South Korea Plans to Convene UN Meeting on North Korea Rights Abuses
12:23 JST, June 4, 2024
UNITED NATIONS (Reuters) – South Korea plans to convene in mid-June a public United Nations Security Council meeting on human rights abuses in North Korea, Seoul’s U.N. envoy said on Monday, a move that is likely to anger Pyongyang and face opposition from Russia and China.
The 15-member council last met on the issue in August 2023, its first public discussion since 2017. China opposed it then – saying the council should not discuss human rights issues – but did not try to block the meeting due to a lack of support.
The U.N. Security Council is charged with maintaining international peace and security. China and Russia argue that the Geneva-based U.N. Human Rights Council is the appropriate venue for discussions on human rights.
South Korea’s U.N. Ambassador Joonkook Hwang said he hoped there would significant support among council members to hold a meeting, noting that the issue of human rights in North Korea – whose formal name is the Democratic People’s Republic of Korea (DPRK) – is formally on the Security Council’s agenda.
“The DPRK human rights and humanitarian situation is closely interlinked with North Korea’s aggressive WMD nuclear development,” he told reporters, using the acronym for “weapons of mass destruction, as South Korea assumed the Security Council presidency for June.
The North Korean, Russian and Chinese U.N. missions in New York did not immediately respond to a request for comment.
North Korea has repeatedly rejected accusations of abuses and blames sanctions for a dire humanitarian situation. Since 2006 it has been under U.N. sanctions over its ballistic missile and nuclear programs, but there are aid exemptions.
Between 2014 and 2017 the Security Council held annual public meetings on human rights abuses in North Korea.
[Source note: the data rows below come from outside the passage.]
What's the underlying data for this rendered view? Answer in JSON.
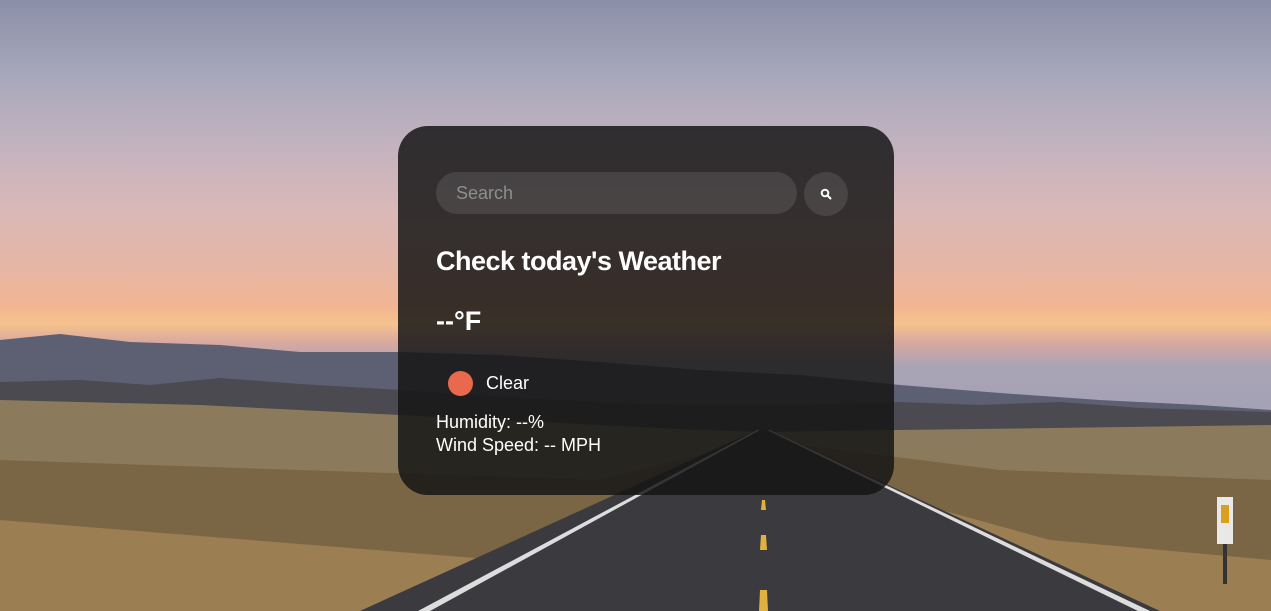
{
  "search": {
    "placeholder": "Search",
    "value": "",
    "button_icon": "search-icon"
  },
  "weather": {
    "heading": "Check today's Weather",
    "temperature": "--°F",
    "condition_icon": "weather-condition-icon",
    "condition_icon_color": "#e8694b",
    "condition": "Clear",
    "humidity": "Humidity: --%",
    "wind_speed": "Wind Speed: -- MPH"
  }
}
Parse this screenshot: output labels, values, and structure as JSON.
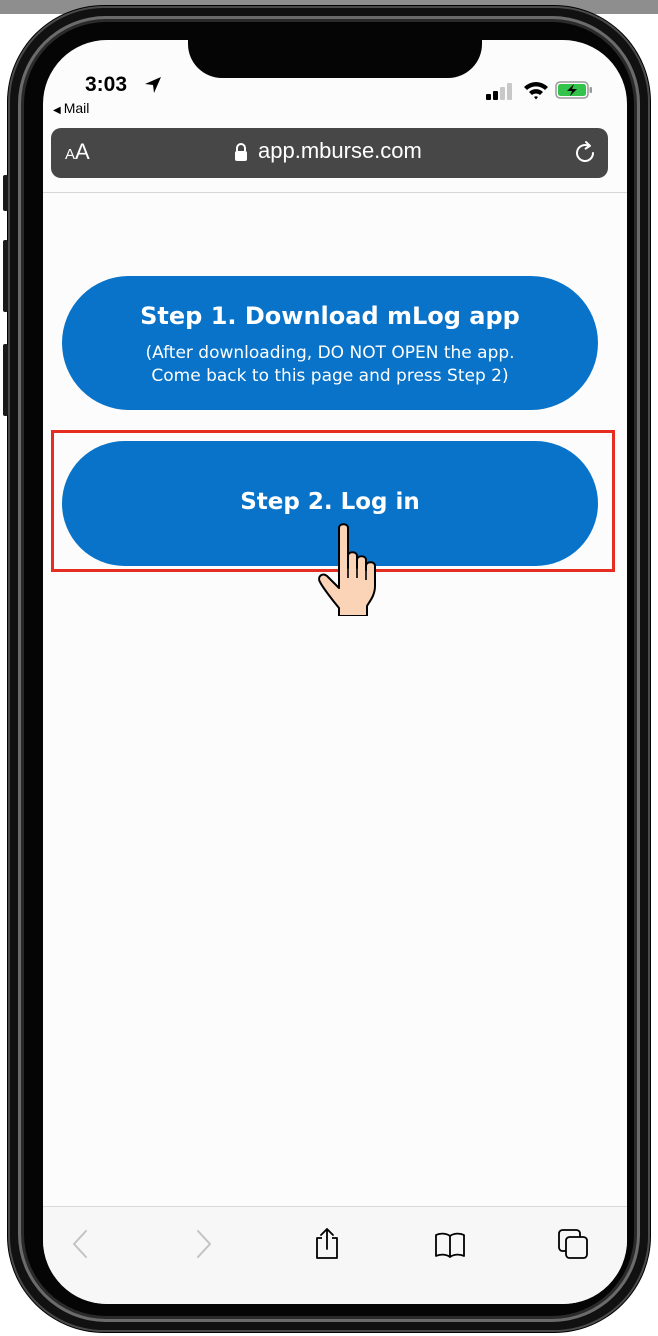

The council held annual formal meetings behind closed doors on the issue between 2020-2022
A landmark 2014 U.N. report on North Korean human rights concluded that North Korean security chiefs – and possibly leader Kim Jong Un himself – should face justice for overseeing a state-controlled system of Nazi-style atrocities. The United States sanctioned Kim in 2016 for human rights abuses.